Hay tanta frialdad en sus palabras, tal deseo de defender lo indefendible que una avalancha de lágrimas inunda mis ojos. Poco a poco, los arabescos del cojín nadan en un mar de emociones amargas. ¿Qué me ha sucedido? Sigo mis impulsos sin dar sitio al raciocinio. Siempre he sabido que, tarde o temprano, él me vendería. Nunca me he creado falsas expectativas y, sin embargo, ahora, me siento desolada.

En vano he presumido de valiente. Tal vez, en verdad no soy más que una pequeñaja chillona.

Mientras mi mediocre mundo se desbarata en pedazos, mi madre clava su mirada en un punto distante a través de la ventana enrejada que da al jardín, y espera. Me da un tiempo miserable para exteriorizar mis sentimientos, pero no demasiado. En menos de cinco minutos, se levanta y comienza a dar vueltas alrededor de la habitación con las manos en cruzadas tras la espalda. Camina encorvada, probablemente a causa del peso de su consciencia.

—Llorar no te llevará a sitio alguno —me asegura. Eso ya lo sé, pero no soy capaz de evitarlo. Una vez que el grifo de mis ojos se ha abierto, necesito a un fontanero para que lo cierre con una llave inglesa.— También sufrí cuando mi padre me impuso la boda con el excelentísimo señor Abdul Salem. En ese entonces, anhelé la muerte. Planeé escapar de disímiles e ilógicas maneras que daban risa y pena. Cuando acepté mi destino y comprendí que había nacido para satisfacerle, alcancé la plenitud física y espiritual. Si existiese una manera de volver el tiempo atrás, me casaría con él sin refunfuñar. Mi consejo es que vayas al matrimonio con una mezcla de paciencia y fe. Con el trascurso de los años, te entregarás sin reparos a tu esposo y encontrarás la felicidad que hoy ves lejana.

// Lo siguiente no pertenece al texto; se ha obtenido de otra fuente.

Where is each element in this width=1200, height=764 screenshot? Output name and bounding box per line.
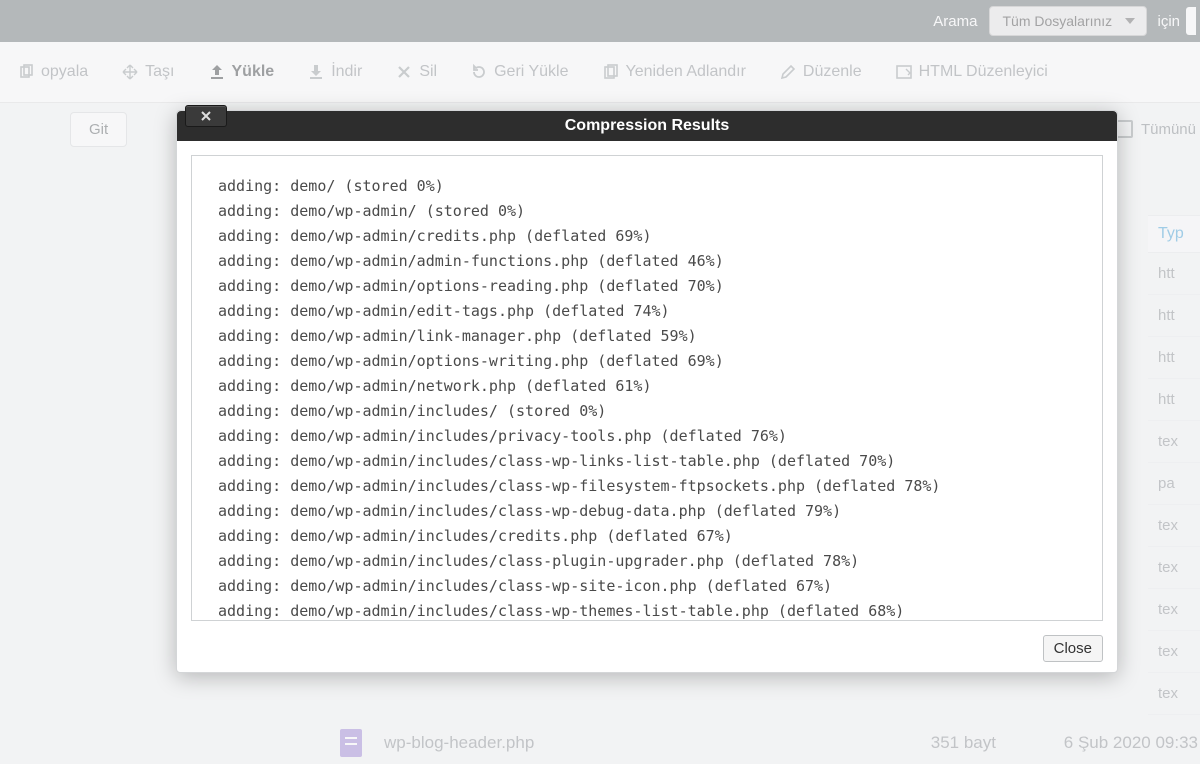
dialog-body: adding: demo/ (stored 0%) adding: demo/w… (177, 141, 1117, 635)
compression-results-dialog: Compression Results adding: demo/ (store… (176, 110, 1118, 673)
dialog-titlebar[interactable]: Compression Results (177, 111, 1117, 141)
dialog-footer: Close (177, 635, 1117, 672)
compression-log[interactable]: adding: demo/ (stored 0%) adding: demo/w… (191, 155, 1103, 621)
dialog-close-x[interactable] (185, 105, 227, 127)
close-icon (200, 110, 212, 122)
dialog-title: Compression Results (565, 117, 729, 134)
close-button[interactable]: Close (1043, 635, 1103, 662)
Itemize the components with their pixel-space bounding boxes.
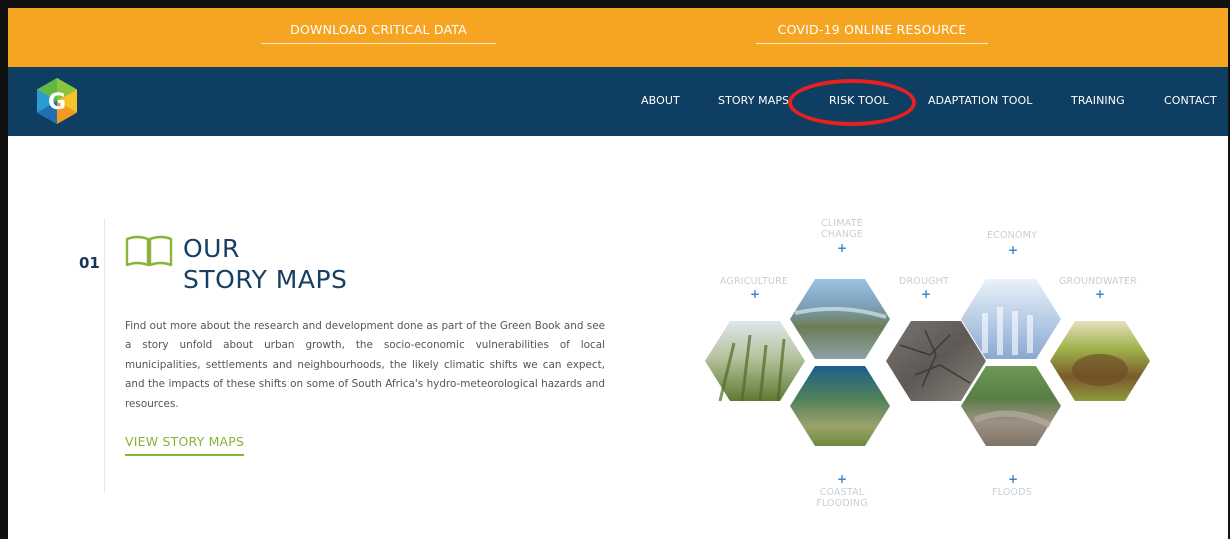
section-title-line1: OUR: [183, 234, 240, 263]
floods-hex: [961, 366, 1061, 446]
economy-marker-icon: +: [1008, 243, 1019, 257]
download-critical-data-link[interactable]: DOWNLOAD CRITICAL DATA: [261, 22, 496, 44]
nav-adaptation-tool[interactable]: ADAPTATION TOOL: [928, 94, 1033, 107]
agriculture-hex: [705, 321, 805, 401]
label-economy: ECONOMY: [986, 230, 1038, 241]
nav-about[interactable]: ABOUT: [641, 94, 680, 107]
label-groundwater: GROUNDWATER: [1058, 276, 1138, 287]
floods-marker-icon: +: [1008, 472, 1019, 486]
nav-contact[interactable]: CONTACT: [1164, 94, 1217, 107]
logo-letter: G: [48, 90, 66, 115]
climate-change-hex: [790, 279, 890, 359]
section-description: Find out more about the research and dev…: [125, 320, 605, 410]
climate-change-marker-icon: +: [837, 241, 848, 255]
coastal-flooding-marker-icon: +: [837, 472, 848, 486]
label-floods: FLOODS: [992, 487, 1032, 498]
main-nav: G ABOUT STORY MAPS RISK TOOL ADAPTATION …: [8, 67, 1228, 136]
covid-resource-link[interactable]: COVID-19 ONLINE RESOURCE: [756, 22, 988, 44]
drought-marker-icon: +: [921, 287, 932, 301]
risk-tool-highlight-circle: [788, 79, 916, 126]
agriculture-marker-icon: +: [750, 287, 761, 301]
section-number: 01: [79, 254, 100, 272]
nav-story-maps[interactable]: STORY MAPS: [718, 94, 789, 107]
section-divider: [104, 218, 105, 492]
coastal-flooding-hex: [790, 366, 890, 446]
label-climate-change: CLIMATE CHANGE: [821, 218, 863, 240]
label-agriculture: AGRICULTURE: [719, 276, 789, 287]
groundwater-marker-icon: +: [1095, 287, 1106, 301]
book-icon: [125, 235, 173, 267]
label-coastal-flooding: COASTAL FLOODING: [816, 487, 868, 509]
label-drought: DROUGHT: [898, 276, 950, 287]
nav-training[interactable]: TRAINING: [1071, 94, 1125, 107]
section-title-line2: STORY MAPS: [183, 265, 348, 294]
green-book-logo-icon[interactable]: G: [32, 76, 82, 126]
topic-hexagon-cluster: CLIMATE CHANGE + ECONOMY + AGRICULTURE + …: [700, 215, 1160, 515]
hexagon-images: [705, 279, 1150, 446]
top-bar: DOWNLOAD CRITICAL DATA COVID-19 ONLINE R…: [8, 8, 1228, 67]
view-story-maps-link[interactable]: VIEW STORY MAPS: [125, 434, 245, 456]
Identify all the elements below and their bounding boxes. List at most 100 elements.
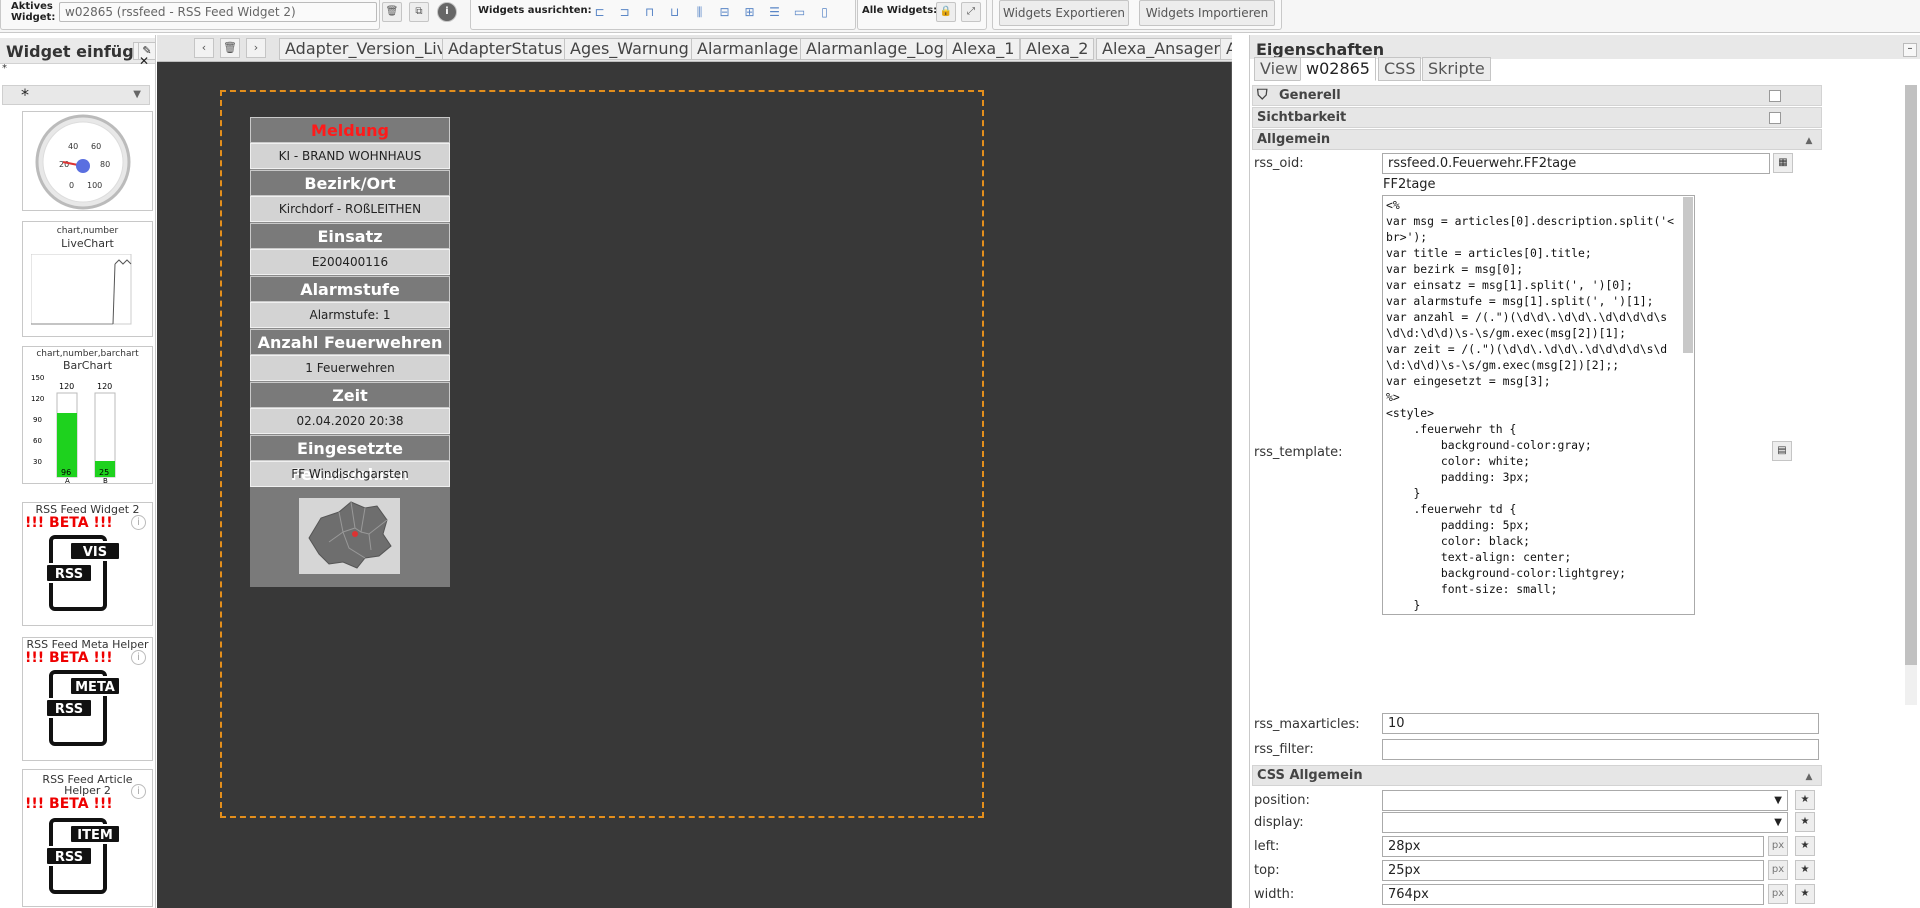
edit-template-icon[interactable]: ▤ <box>1772 441 1792 461</box>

A través de las lágrimas, trato de penetrar la máscara que cubre su rostro. No me refiero al niqab, sino a la piel pétrea que guarda su alma. Acaso… ¿Tiene alma? ¿Me habla Fátima o un robot programado? ¿Cómo ha podido borrar las emociones de su corazón? ¿También me ocurrirá eso luego de recibir un tiempo prudente de adoctrinamiento mental a través de un matrimonio no deseado? ¡Dios me libre de sentarme alguna vez en frente de mi hija para convencerle de que se deje tratar como un pedazo de carne con ojos!

No entiendo por qué lloro. ¿Será a causa de mi destino o porque las dos personas que más debiesen amarme me tiran a la basura como si yo fuese un desecho común?

Reprimo en mi interior cientos de lágrimas sin derramar. Nadie merece que los ojos me ardan y que las ojeras le den la vuelta a mis mejillas. Tampoco me deshidrataré por una pérdida aguda de líquido.

Me limpio la cara con el dorso del velo e intento parecer calmada. Fátima tiene razón cuando asevera que el llanto no resolverá mis problemas.

Las preguntas se agolpaban en mis labios, pero no las formulo. Mi madre no me lo permite. Con la gracia de una joven gacela, se voltea de espaldas. Luego, tras una leve vacilación, se encoge de hombros. Si una sombra de duda ha nublado su entereza, se esfuma en un chasquido de dedos. Con lentitud arrolladora se dirige a la puerta, sin detenerse un instante al pasar por mi lado, como si yo estuviese pintada en la pared o fuese una completa desconocida. Ya que ha cumplido con las indicaciones de su señor esposo, es libre de salir de mi jaula. Lo que me suceda es mi problema. Nadie me dio permiso para nacer mujer.

Mientras ella cierra la puerta en mis narices, yo sigo aquí, adornando, con mi inusual belleza, un pedazo diminuto del mundo.